Sicherheitsempfehlungen der BFU, vor allem:
- es sollte verstärkt Type I Fluid zusätzlich an den Flughäfen angeboten werden
- für die Verfahren der Flugzeugenteisung sollten europaweit einheitliche luftrechtliche Regelungen eingeführt werden
- für Enteisungsflüssigkeiten sollten Zulassungskriterien erstellt werden, die verbindliche Grenzwerte für Rückstandsbildung festlegen.
Diese Empfehlungen sind nicht von heute auf morgen umzusetzen, obwohl z.B. der Druck der LH auf die Flughäfen, Type I wieder anzubieten, schon in einigen Fällen erfolgreich war, z.B. in FRA und GVA.
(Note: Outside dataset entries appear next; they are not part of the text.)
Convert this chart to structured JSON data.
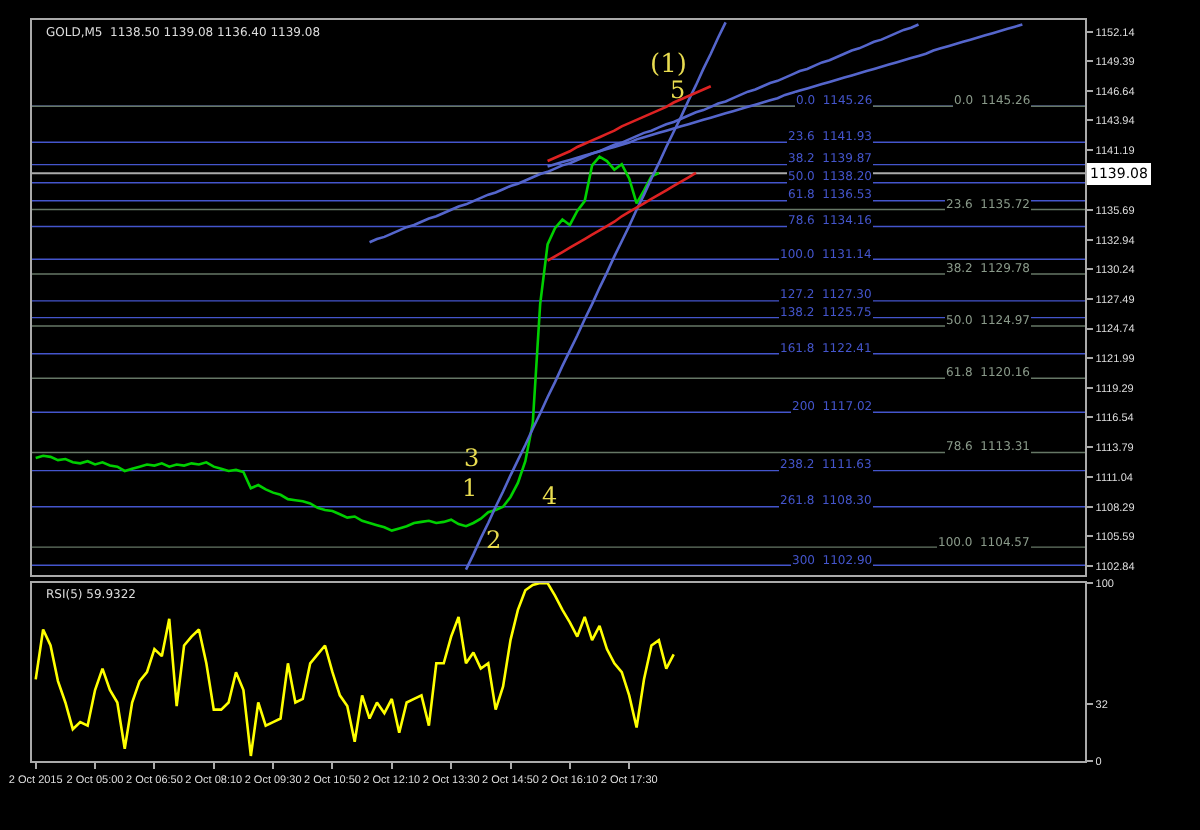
{
  "chart_data": [
    {
      "type": "line",
      "title": "GOLD,M5  1138.50 1139.08 1136.40 1139.08",
      "tick_labels": "y",
      "grid": false,
      "marker": "none",
      "categories": [
        null,
        null,
        null,
        null,
        null,
        null,
        null,
        null,
        null,
        null,
        null,
        null,
        null,
        null,
        null,
        null,
        null,
        null,
        null,
        null,
        null,
        null,
        null,
        null,
        null,
        null,
        null,
        null,
        null,
        null,
        null,
        null,
        null,
        null,
        null,
        null,
        null,
        null,
        null,
        null,
        null,
        null,
        null,
        null,
        null,
        null,
        null,
        null,
        null,
        null,
        null,
        null,
        null,
        null,
        null,
        null,
        null,
        null,
        null,
        null,
        null,
        null,
        null,
        null,
        null,
        null,
        null,
        null,
        null,
        null,
        null,
        null,
        null,
        null,
        null,
        null,
        null,
        null,
        null,
        null,
        null,
        null,
        null,
        null,
        null,
        null,
        null,
        null,
        null,
        null,
        null,
        null,
        null,
        null,
        null,
        null,
        null,
        null,
        null,
        null,
        null,
        null,
        null,
        null,
        null,
        null,
        null,
        null,
        null,
        null,
        null,
        null,
        null,
        null,
        null,
        null,
        null,
        null,
        null,
        null,
        null,
        null,
        null,
        null,
        null,
        null,
        null,
        null,
        null,
        null,
        null,
        null,
        null,
        null,
        null,
        null,
        null,
        null,
        null,
        null,
        null,
        null
      ],
      "ylim": [
        1102.0,
        1153.2
      ],
      "yticks": [
        1102.84,
        1105.59,
        1108.29,
        1111.04,
        1113.79,
        1116.54,
        1119.29,
        1121.99,
        1124.74,
        1127.49,
        1130.24,
        1132.94,
        1135.69,
        1141.19,
        1143.94,
        1146.64,
        1149.39,
        1152.14
      ],
      "series": [
        {
          "type": "line",
          "color": "#00d000",
          "values": [
            1112.8,
            1113.0,
            1112.9,
            1112.6,
            1112.7,
            1112.4,
            1112.3,
            1112.5,
            1112.2,
            1112.4,
            1112.1,
            1112.0,
            1111.6,
            1111.8,
            1112.0,
            1112.2,
            1112.1,
            1112.3,
            1112.0,
            1112.2,
            1112.1,
            1112.3,
            1112.2,
            1112.4,
            1112.0,
            1111.8,
            1111.6,
            1111.7,
            1111.5,
            1110.0,
            1110.3,
            1109.9,
            1109.6,
            1109.4,
            1109.0,
            1108.9,
            1108.8,
            1108.6,
            1108.2,
            1108.0,
            1107.9,
            1107.6,
            1107.3,
            1107.4,
            1107.0,
            1106.8,
            1106.6,
            1106.4,
            1106.1,
            1106.3,
            1106.5,
            1106.8,
            1106.9,
            1107.0,
            1106.8,
            1106.9,
            1107.1,
            1106.7,
            1106.5,
            1106.8,
            1107.2,
            1107.8,
            1108.0,
            1108.3,
            1109.2,
            1110.5,
            1112.5,
            1116.0,
            1127.0,
            1132.5,
            1134.0,
            1134.8,
            1134.3,
            1135.6,
            1136.5,
            1139.8,
            1140.6,
            1140.2,
            1139.4,
            1139.9,
            1138.6,
            1136.3,
            1137.5,
            1138.8,
            1139.1,
            null,
            null,
            null,
            null,
            null,
            null,
            null,
            null,
            null,
            null,
            null,
            null,
            null,
            null,
            null,
            null,
            null,
            null,
            null,
            null,
            null,
            null,
            null,
            null,
            null,
            null,
            null,
            null,
            null,
            null,
            null,
            null,
            null,
            null,
            null,
            null,
            null,
            null,
            null,
            null,
            null,
            null,
            null,
            null,
            null,
            null,
            null,
            null,
            null,
            null,
            null,
            null,
            null,
            null,
            null,
            null,
            null
          ]
        },
        {
          "type": "line",
          "color": "#5566cc",
          "values": [
            null,
            null,
            null,
            null,
            null,
            null,
            null,
            null,
            null,
            null,
            null,
            null,
            null,
            null,
            null,
            null,
            null,
            null,
            null,
            null,
            null,
            null,
            null,
            null,
            null,
            null,
            null,
            null,
            null,
            null,
            null,
            null,
            null,
            null,
            null,
            null,
            null,
            null,
            null,
            null,
            null,
            null,
            null,
            null,
            null,
            1132.7,
            1133.0,
            1133.2,
            1133.5,
            1133.8,
            1134.1,
            1134.3,
            1134.6,
            1134.9,
            1135.1,
            1135.4,
            1135.7,
            1136.0,
            1136.2,
            1136.5,
            1136.8,
            1137.1,
            1137.3,
            1137.6,
            1137.9,
            1138.1,
            1138.4,
            1138.7,
            1139.0,
            1139.2,
            1139.5,
            1139.8,
            1140.0,
            1140.3,
            1140.6,
            1140.9,
            1141.1,
            1141.4,
            1141.7,
            1141.9,
            1142.2,
            1142.5,
            1142.8,
            1143.0,
            1143.3,
            1143.6,
            1143.8,
            1144.1,
            1144.4,
            1144.7,
            1144.9,
            1145.2,
            1145.5,
            1145.7,
            1146.0,
            1146.3,
            1146.6,
            1146.8,
            1147.1,
            1147.4,
            1147.6,
            1147.9,
            1148.2,
            1148.5,
            1148.7,
            1149.0,
            1149.3,
            1149.5,
            1149.8,
            1150.1,
            1150.4,
            1150.6,
            1150.9,
            1151.2,
            1151.4,
            1151.7,
            1152.0,
            1152.3,
            1152.5,
            1152.8,
            null,
            null,
            null,
            null,
            null,
            null,
            null,
            null,
            null,
            null,
            null,
            null,
            null,
            null,
            null,
            null,
            null,
            null,
            null,
            null,
            null,
            null
          ]
        },
        {
          "type": "line",
          "color": "#5566cc",
          "values": [
            null,
            null,
            null,
            null,
            null,
            null,
            null,
            null,
            null,
            null,
            null,
            null,
            null,
            null,
            null,
            null,
            null,
            null,
            null,
            null,
            null,
            null,
            null,
            null,
            null,
            null,
            null,
            null,
            null,
            null,
            null,
            null,
            null,
            null,
            null,
            null,
            null,
            null,
            null,
            null,
            null,
            null,
            null,
            null,
            null,
            null,
            null,
            null,
            null,
            null,
            null,
            null,
            null,
            null,
            null,
            null,
            null,
            null,
            null,
            null,
            null,
            null,
            null,
            null,
            null,
            null,
            null,
            null,
            null,
            1139.7,
            1139.9,
            1140.1,
            1140.3,
            1140.5,
            1140.7,
            1140.9,
            1141.1,
            1141.3,
            1141.5,
            1141.7,
            1141.9,
            1142.2,
            1142.4,
            1142.6,
            1142.8,
            1143.0,
            1143.2,
            1143.4,
            1143.6,
            1143.8,
            1144.0,
            1144.2,
            1144.4,
            1144.6,
            1144.8,
            1145.0,
            1145.2,
            1145.4,
            1145.6,
            1145.8,
            1146.0,
            1146.3,
            1146.5,
            1146.7,
            1146.9,
            1147.1,
            1147.3,
            1147.5,
            1147.7,
            1147.9,
            1148.1,
            1148.3,
            1148.5,
            1148.7,
            1148.9,
            1149.1,
            1149.3,
            1149.5,
            1149.7,
            1149.9,
            1150.1,
            1150.4,
            1150.6,
            1150.8,
            1151.0,
            1151.2,
            1151.4,
            1151.6,
            1151.8,
            1152.0,
            1152.2,
            1152.4,
            1152.6,
            1152.8,
            null,
            null,
            null,
            null,
            null,
            null,
            null,
            null
          ]
        },
        {
          "type": "line",
          "color": "#5566cc",
          "values": [
            null,
            null,
            null,
            null,
            null,
            null,
            null,
            null,
            null,
            null,
            null,
            null,
            null,
            null,
            null,
            null,
            null,
            null,
            null,
            null,
            null,
            null,
            null,
            null,
            null,
            null,
            null,
            null,
            null,
            null,
            null,
            null,
            null,
            null,
            null,
            null,
            null,
            null,
            null,
            null,
            null,
            null,
            null,
            null,
            null,
            null,
            null,
            null,
            null,
            null,
            null,
            null,
            null,
            null,
            null,
            null,
            null,
            null,
            1102.5,
            1103.9,
            1105.4,
            1106.8,
            1108.3,
            1109.7,
            1111.2,
            1112.6,
            1114.0,
            1115.5,
            1116.9,
            1118.4,
            1119.8,
            1121.3,
            1122.7,
            1124.1,
            1125.6,
            1127.0,
            1128.5,
            1129.9,
            1131.4,
            1132.8,
            1134.2,
            1135.7,
            1137.1,
            1138.6,
            1140.0,
            1141.5,
            1142.9,
            1144.3,
            1145.8,
            1147.2,
            1148.7,
            1150.1,
            1151.6,
            1153.0,
            null,
            null,
            null,
            null,
            null,
            null,
            null,
            null,
            null,
            null,
            null,
            null,
            null,
            null,
            null,
            null,
            null,
            null,
            null,
            null,
            null,
            null,
            null,
            null,
            null,
            null,
            null,
            null,
            null,
            null,
            null,
            null,
            null,
            null,
            null,
            null,
            null,
            null,
            null,
            null,
            null,
            null,
            null,
            null,
            null,
            null,
            null,
            null
          ]
        },
        {
          "type": "line",
          "color": "#dd2222",
          "values": [
            null,
            null,
            null,
            null,
            null,
            null,
            null,
            null,
            null,
            null,
            null,
            null,
            null,
            null,
            null,
            null,
            null,
            null,
            null,
            null,
            null,
            null,
            null,
            null,
            null,
            null,
            null,
            null,
            null,
            null,
            null,
            null,
            null,
            null,
            null,
            null,
            null,
            null,
            null,
            null,
            null,
            null,
            null,
            null,
            null,
            null,
            null,
            null,
            null,
            null,
            null,
            null,
            null,
            null,
            null,
            null,
            null,
            null,
            null,
            null,
            null,
            null,
            null,
            null,
            null,
            null,
            null,
            null,
            null,
            1140.2,
            1140.5,
            1140.8,
            1141.1,
            1141.5,
            1141.8,
            1142.1,
            1142.4,
            1142.7,
            1143.0,
            1143.4,
            1143.7,
            1144.0,
            1144.3,
            1144.6,
            1144.9,
            1145.2,
            1145.6,
            1145.9,
            1146.2,
            1146.5,
            1146.8,
            1147.1,
            null,
            null,
            null,
            null,
            null,
            null,
            null,
            null,
            null,
            null,
            null,
            null,
            null,
            null,
            null,
            null,
            null,
            null,
            null,
            null,
            null,
            null,
            null,
            null,
            null,
            null,
            null,
            null,
            null,
            null,
            null,
            null,
            null,
            null,
            null,
            null,
            null,
            null,
            null,
            null,
            null,
            null,
            null,
            null,
            null,
            null,
            null,
            null,
            null,
            null
          ]
        },
        {
          "type": "line",
          "color": "#dd2222",
          "values": [
            null,
            null,
            null,
            null,
            null,
            null,
            null,
            null,
            null,
            null,
            null,
            null,
            null,
            null,
            null,
            null,
            null,
            null,
            null,
            null,
            null,
            null,
            null,
            null,
            null,
            null,
            null,
            null,
            null,
            null,
            null,
            null,
            null,
            null,
            null,
            null,
            null,
            null,
            null,
            null,
            null,
            null,
            null,
            null,
            null,
            null,
            null,
            null,
            null,
            null,
            null,
            null,
            null,
            null,
            null,
            null,
            null,
            null,
            null,
            null,
            null,
            null,
            null,
            null,
            null,
            null,
            null,
            null,
            null,
            1131.0,
            1131.4,
            1131.8,
            1132.2,
            1132.6,
            1133.0,
            1133.4,
            1133.8,
            1134.2,
            1134.6,
            1135.1,
            1135.5,
            1135.9,
            1136.3,
            1136.7,
            1137.1,
            1137.5,
            1137.9,
            1138.3,
            1138.7,
            1139.1,
            null,
            null,
            null,
            null,
            null,
            null,
            null,
            null,
            null,
            null,
            null,
            null,
            null,
            null,
            null,
            null,
            null,
            null,
            null,
            null,
            null,
            null,
            null,
            null,
            null,
            null,
            null,
            null,
            null,
            null,
            null,
            null,
            null,
            null,
            null,
            null,
            null,
            null,
            null,
            null,
            null,
            null,
            null,
            null,
            null,
            null,
            null,
            null,
            null,
            null,
            null,
            null
          ]
        }
      ],
      "ref_lines": [
        {
          "axis": "y",
          "value": 1139.08,
          "label": "1139.08",
          "color": "#aaaaaa"
        },
        {
          "axis": "y",
          "value": 1145.26,
          "label": "0.0  1145.26",
          "color": "#4455cc"
        },
        {
          "axis": "y",
          "value": 1141.93,
          "label": "23.6  1141.93",
          "color": "#4455cc"
        },
        {
          "axis": "y",
          "value": 1139.87,
          "label": "38.2  1139.87",
          "color": "#4455cc"
        },
        {
          "axis": "y",
          "value": 1138.2,
          "label": "50.0  1138.20",
          "color": "#4455cc"
        },
        {
          "axis": "y",
          "value": 1136.53,
          "label": "61.8  1136.53",
          "color": "#4455cc"
        },
        {
          "axis": "y",
          "value": 1134.16,
          "label": "78.6  1134.16",
          "color": "#4455cc"
        },
        {
          "axis": "y",
          "value": 1131.14,
          "label": "100.0  1131.14",
          "color": "#4455cc"
        },
        {
          "axis": "y",
          "value": 1127.3,
          "label": "127.2  1127.30",
          "color": "#4455cc"
        },
        {
          "axis": "y",
          "value": 1125.75,
          "label": "138.2  1125.75",
          "color": "#4455cc"
        },
        {
          "axis": "y",
          "value": 1122.41,
          "label": "161.8  1122.41",
          "color": "#4455cc"
        },
        {
          "axis": "y",
          "value": 1117.02,
          "label": "200  1117.02",
          "color": "#4455cc"
        },
        {
          "axis": "y",
          "value": 1111.63,
          "label": "238.2  1111.63",
          "color": "#4455cc"
        },
        {
          "axis": "y",
          "value": 1108.3,
          "label": "261.8  1108.30",
          "color": "#4455cc"
        },
        {
          "axis": "y",
          "value": 1102.9,
          "label": "300  1102.90",
          "color": "#4455cc"
        },
        {
          "axis": "y",
          "value": 1145.26,
          "label": "0.0  1145.26",
          "color": "#667766"
        },
        {
          "axis": "y",
          "value": 1135.72,
          "label": "23.6  1135.72",
          "color": "#667766"
        },
        {
          "axis": "y",
          "value": 1129.78,
          "label": "38.2  1129.78",
          "color": "#667766"
        },
        {
          "axis": "y",
          "value": 1124.97,
          "label": "50.0  1124.97",
          "color": "#667766"
        },
        {
          "axis": "y",
          "value": 1120.16,
          "label": "61.8  1120.16",
          "color": "#667766"
        },
        {
          "axis": "y",
          "value": 1113.31,
          "label": "78.6  1113.31",
          "color": "#667766"
        },
        {
          "axis": "y",
          "value": 1104.57,
          "label": "100.0  1104.57",
          "color": "#667766"
        }
      ],
      "annotations": [
        "(1)",
        "5",
        "1",
        "2",
        "3",
        "4"
      ]
    },
    {
      "type": "line",
      "title": "RSI(5) 59.9322",
      "grid": false,
      "marker": "none",
      "categories": [
        "2 Oct 2015",
        null,
        null,
        null,
        null,
        null,
        null,
        null,
        "2 Oct 05:00",
        null,
        null,
        null,
        null,
        null,
        null,
        null,
        "2 Oct 06:50",
        null,
        null,
        null,
        null,
        null,
        null,
        null,
        "2 Oct 08:10",
        null,
        null,
        null,
        null,
        null,
        null,
        null,
        "2 Oct 09:30",
        null,
        null,
        null,
        null,
        null,
        null,
        null,
        "2 Oct 10:50",
        null,
        null,
        null,
        null,
        null,
        null,
        null,
        "2 Oct 12:10",
        null,
        null,
        null,
        null,
        null,
        null,
        null,
        "2 Oct 13:30",
        null,
        null,
        null,
        null,
        null,
        null,
        null,
        "2 Oct 14:50",
        null,
        null,
        null,
        null,
        null,
        null,
        null,
        "2 Oct 16:10",
        null,
        null,
        null,
        null,
        null,
        null,
        null,
        "2 Oct 17:30",
        null,
        null,
        null,
        null,
        null,
        null,
        null,
        null,
        null,
        null,
        null,
        null,
        null,
        null,
        null,
        null,
        null,
        null,
        null,
        null,
        null,
        null,
        null,
        null,
        null,
        null,
        null,
        null,
        null,
        null,
        null,
        null,
        null,
        null,
        null,
        null,
        null,
        null,
        null,
        null,
        null,
        null,
        null,
        null,
        null,
        null,
        null,
        null,
        null,
        null,
        null,
        null,
        null,
        null,
        null,
        null,
        null,
        null,
        null,
        null,
        null
      ],
      "ylim": [
        0,
        100
      ],
      "yticks": [
        0,
        32,
        100
      ],
      "series": [
        {
          "type": "line",
          "color": "#ffff00",
          "values": [
            46,
            74,
            65,
            45,
            33,
            18,
            22,
            20,
            40,
            52,
            40,
            33,
            7,
            33,
            45,
            50,
            63,
            59,
            80,
            31,
            65,
            70,
            74,
            55,
            29,
            29,
            33,
            50,
            40,
            3,
            33,
            20,
            22,
            24,
            55,
            33,
            35,
            55,
            60,
            65,
            50,
            37,
            31,
            11,
            37,
            24,
            33,
            27,
            35,
            16,
            33,
            35,
            37,
            20,
            55,
            55,
            70,
            81,
            55,
            61,
            52,
            55,
            29,
            42,
            68,
            85,
            96,
            99,
            100,
            100,
            93,
            85,
            78,
            70,
            81,
            68,
            76,
            63,
            55,
            50,
            37,
            19,
            46,
            65,
            68,
            52,
            60,
            null,
            null,
            null,
            null,
            null,
            null,
            null,
            null,
            null,
            null,
            null,
            null,
            null,
            null,
            null,
            null,
            null,
            null,
            null,
            null,
            null,
            null,
            null,
            null,
            null,
            null,
            null,
            null,
            null,
            null,
            null,
            null,
            null,
            null,
            null,
            null,
            null,
            null,
            null,
            null,
            null,
            null,
            null,
            null,
            null,
            null,
            null,
            null,
            null,
            null,
            null,
            null,
            null,
            null,
            null
          ]
        }
      ]
    }
  ]
}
Warum es in den letzten beiden Wintern zu einer Häufung der Vorfälle kam (und zu den ersten Fällen bei Dash 8), konnte auch die BFU letztlich nicht aufklären. Beides waren jedoch überdurchschnittlich schneereiche Winter mit vielen Enteisungsvorgängen. Hier werden noch weitere Untersuchungen vorzunehmen sein.
Bis dahin ist aus Sicht des Operators das wichtigste Gegenmittel die ständige Kontrolle und Reinigung der Flugzeuge während der Enteisungssaison.
Soviel dazu. Anzumerken ist noch, daß man, wie gesagt, schon um die Problematik wußte und auch z.B. der Hersteller Bombardier ( Dash 8 ) in seinen Wartungsanweisungen vorschreibt, daß bei erhöhtem Enteisungsaufkommen die Flugzeuge alle 50 bis 70 Flugstunden ( also einmal pro Woche ) mit heißem Wasser ab- bzw auszuspülen sind. Nun, da lange nichts passiert ist, hat man das mit der Zeit vernachlässigt.
Es ist wie immer im Leben, erst wenn das Kind in den Brunnen gefallen ist wird gehandelt. Die Crews sind da aussen vor, die haben da leider keinen Einfluß drauf und können nicht nachvollziehen ob die vorgeschriebenen Maßnahmen auch wirklich getroffen wurden.